Since the last World Series there have been many "incidents" leading up to our war. For one simple thing, it has been ruled that the Yankees can't trade in their league. For another more complicated item, a certain Judge Landis, of the Kenesaw Mountain Landises (distant kin of the local, urban L.L.D. Landises) has TNECed the great monopoly mystery of chain store baseball and declared an army of free agents. For still one more, and this may prove most important of all, it has been decided that the pitchers may in delivering the ball take two steps with the other than their pivot foot--in other words one step back and then forward with the left foot for a right-handed hurler.
Why is this important? Well, many years ago "Home Run" Baker amassed the astounding total of twelve circuit clouts in a season. They cheered him and his blows. That was then. Last season fans who got up at the crack of a homer only did so because they ran out of peanuts and wanted attention for more, and bush league hitters suffered painful gastronomic ailments from trying to keep up with a breakfast food company which offered, a case of wunchy-munchies for every round-tripper.

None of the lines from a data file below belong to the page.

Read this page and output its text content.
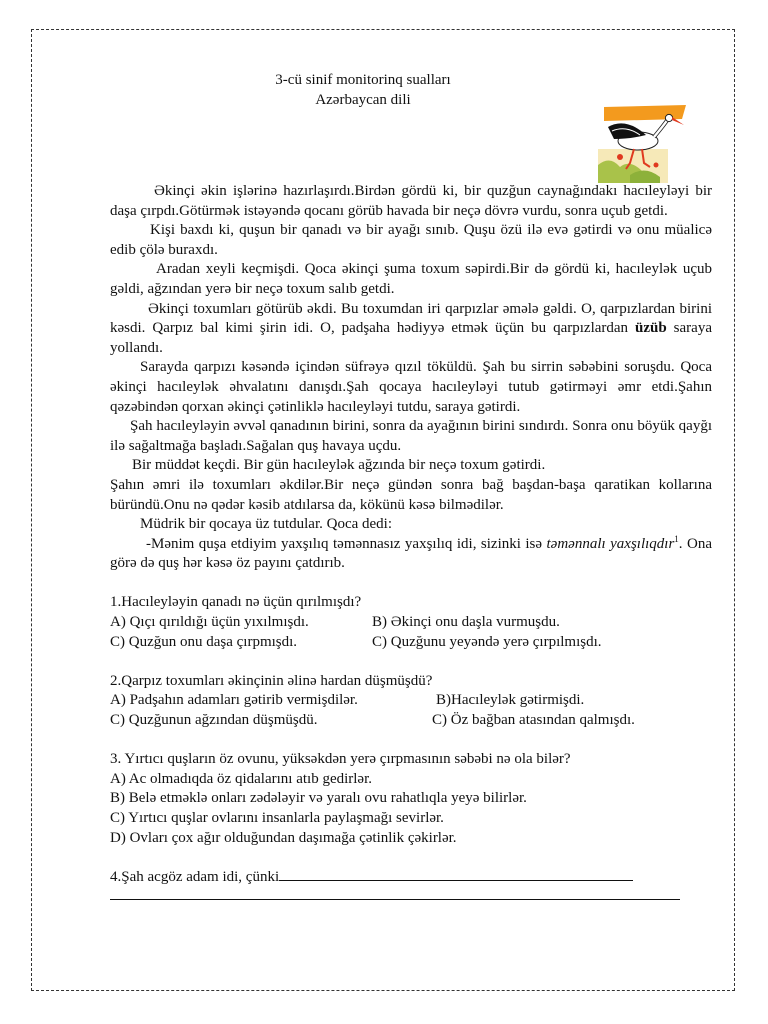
3-cü sinif monitorinq sualları
Azərbaycan dili

Əkinçi əkin işlərinə hazırlaşırdı.Birdən gördü ki, bir quzğun caynağındakı hacıleyləyi bir daşa çırpdı.Götürmək istəyəndə qocanı görüb havada bir neçə dövrə vurdu, sonra uçub getdi.

Kişi baxdı ki, quşun bir qanadı və bir ayağı sınıb. Quşu özü ilə evə gətirdi və onu müalicə edib çölə buraxdı.

Aradan xeyli keçmişdi. Qoca əkinçi şuma toxum səpirdi.Bir də gördü ki, hacıleylək uçub gəldi, ağzından yerə bir neçə toxum salıb getdi.

Əkinçi toxumları götürüb əkdi. Bu toxumdan iri qarpızlar əmələ gəldi. O, qarpızlardan birini kəsdi. Qarpız bal kimi şirin idi. O, padşaha hədiyyə etmək üçün bu qarpızlardan üzüb saraya yollandı.

Sarayda qarpızı kəsəndə içindən süfrəyə qızıl töküldü. Şah bu sirrin səbəbini soruşdu. Qoca əkinçi hacıleylək əhvalatını danışdı.Şah qocaya hacıleyləyi tutub gətirməyi əmr etdi.Şahın qəzəbindən qorxan əkinçi çətinliklə hacıleyləyi tutdu, saraya gətirdi.

Şah hacıleyləyin əvvəl qanadının birini, sonra da ayağının birini sındırdı. Sonra onu böyük qayğı ilə sağaltmağa başladı.Sağalan quş havaya uçdu.

Bir müddət keçdi. Bir gün hacıleylək ağzında bir neçə toxum gətirdi.

Şahın əmri ilə toxumları əkdilər.Bir neçə gündən sonra bağ başdan-başa qaratikan kollarına büründü.Onu nə qədər kəsib atdılarsa da, kökünü kəsə bilmədilər.

Müdrik bir qocaya üz tutdular. Qoca dedi:

-Mənim quşa etdiyim yaxşılıq təmənnasız yaxşılıq idi, sizinki isə təmənnalı yaxşılıqdır$^1$. Ona görə də quş hər kəsə öz payını çatdırıb.

1.Hacıleyləyin qanadı nə üçün qırılmışdı?
A) Qıçı qırıldığı üçün yıxılmışdı.	B) Əkinçi onu daşla vurmuşdu.
C) Quzğun onu daşa çırpmışdı.	C) Quzğunu yeyəndə yerə çırpılmışdı.
2.Qarpız toxumları əkinçinin əlinə hardan düşmüşdü?
A) Padşahın adamları gətirib vermişdilər.	B)Hacıleylək gətirmişdi.
C) Quzğunun ağzından düşmüşdü.	C) Öz bağban atasından qalmışdı.
3. Yırtıcı quşların öz ovunu, yüksəkdən yerə çırpmasının səbəbi nə ola bilər?
A) Ac olmadıqda öz qidalarını atıb gedirlər.
B) Belə etməklə onları zədələyir və yaralı ovu rahatlıqla yeyə bilirlər.
C) Yırtıcı quşlar ovlarını insanlarla paylaşmağı sevirlər.
D) Ovları çox ağır olduğundan daşımağa çətinlik çəkirlər.
4.Şah acgöz adam idi, çünki
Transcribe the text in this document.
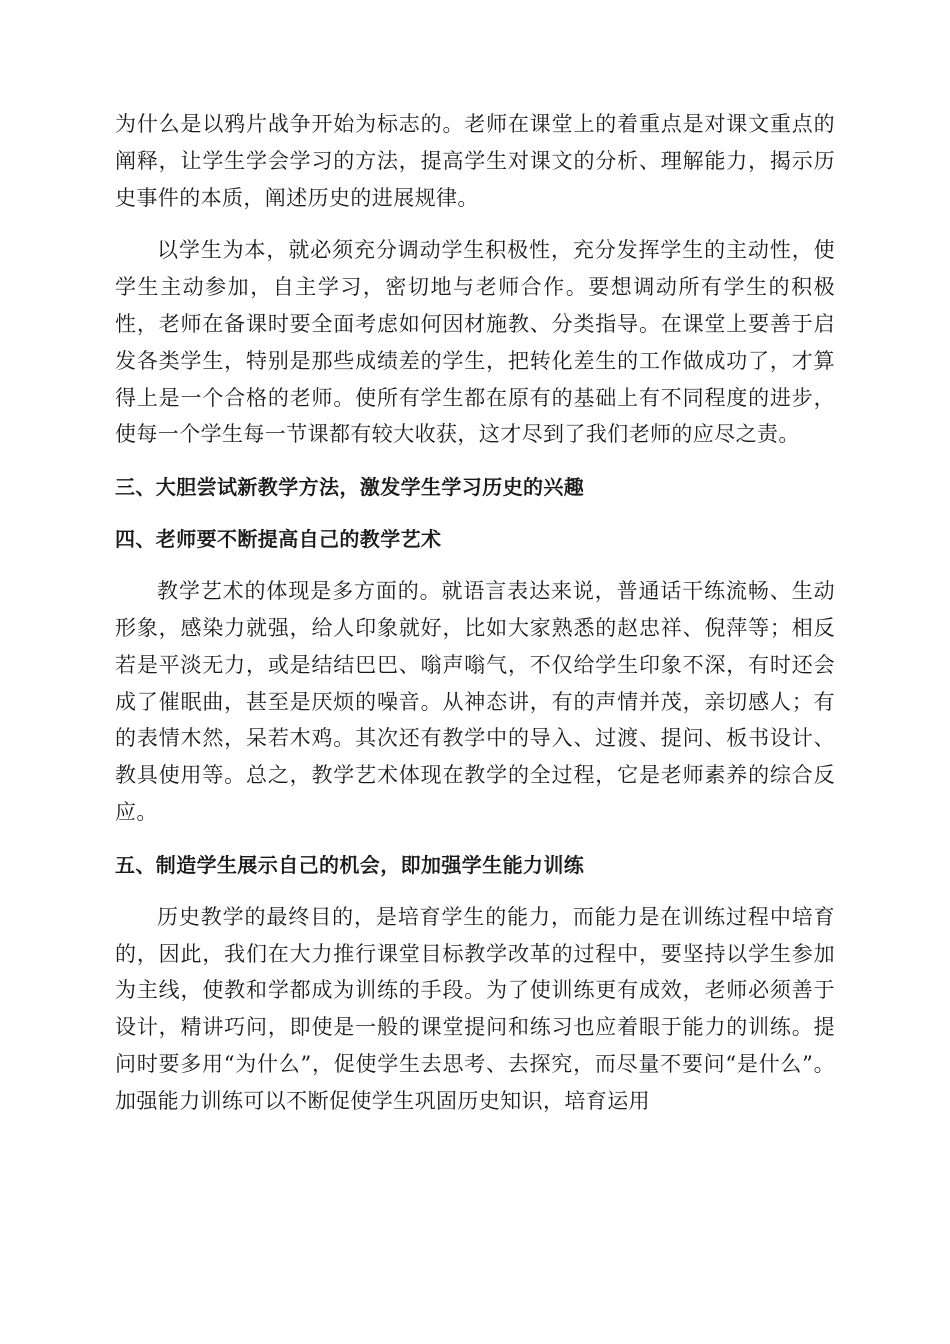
为什么是以鸦片战争开始为标志的。老师在课堂上的着重点是对课文重点的阐释，让学生学会学习的方法，提高学生对课文的分析、理解能力，揭示历史事件的本质，阐述历史的进展规律。

以学生为本，就必须充分调动学生积极性，充分发挥学生的主动性，使学生主动参加，自主学习，密切地与老师合作。要想调动所有学生的积极性，老师在备课时要全面考虑如何因材施教、分类指导。在课堂上要善于启发各类学生，特别是那些成绩差的学生，把转化差生的工作做成功了，才算得上是一个合格的老师。使所有学生都在原有的基础上有不同程度的进步，使每一个学生每一节课都有较大收获，这才尽到了我们老师的应尽之责。

三、大胆尝试新教学方法，激发学生学习历史的兴趣
四、老师要不断提高自己的教学艺术

教学艺术的体现是多方面的。就语言表达来说，普通话干练流畅、生动形象，感染力就强，给人印象就好，比如大家熟悉的赵忠祥、倪萍等；相反若是平淡无力，或是结结巴巴、嗡声嗡气，不仅给学生印象不深，有时还会成了催眠曲，甚至是厌烦的噪音。从神态讲，有的声情并茂，亲切感人；有的表情木然，呆若木鸡。其次还有教学中的导入、过渡、提问、板书设计、教具使用等。总之，教学艺术体现在教学的全过程，它是老师素养的综合反应。

五、制造学生展示自己的机会，即加强学生能力训练

历史教学的最终目的，是培育学生的能力，而能力是在训练过程中培育的，因此，我们在大力推行课堂目标教学改革的过程中，要坚持以学生参加为主线，使教和学都成为训练的手段。为了使训练更有成效，老师必须善于设计，精讲巧问，即使是一般的课堂提问和练习也应着眼于能力的训练。提问时要多用“为什么”，促使学生去思考、去探究，而尽量不要问“是什么”。加强能力训练可以不断促使学生巩固历史知识，培育运用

Let us put it another way. In mid-season last year two pitchers met in a minor league game down in Beaumont, Texas. Their names were P. Dean and L. T. Rowe. Both were knocked out of the box. Five short years ago in the major leagues the lesser half of the great team of Me-and-Paul had pitched a no-hitter, and the acclaimed American "Schoolboy" had wrung up his unbeaten string of seventeen straight. Rowe is this year trying to come back, but Paul is done. Dizzy has joined Paul, to all intents and purposes. Hubbell, true, shows signs of a comeback, but Grove can twirl only once a week, and where is Eldon Auker? And what has happened to the two consecutive no-hit gamer, one J. Vander Meer of Cincinnati?
Limitations on the pitcher the hitter's ball, and what naturally followed--overwork--has doomed these great flingers. Committee after committee has honestly been after some system to de-rabbit the pellet and stop turning the game into cricket, but nothing has happened constructively. Perhaps this new pitching rule will help. We can only hope so. Because this is one war we want to keep.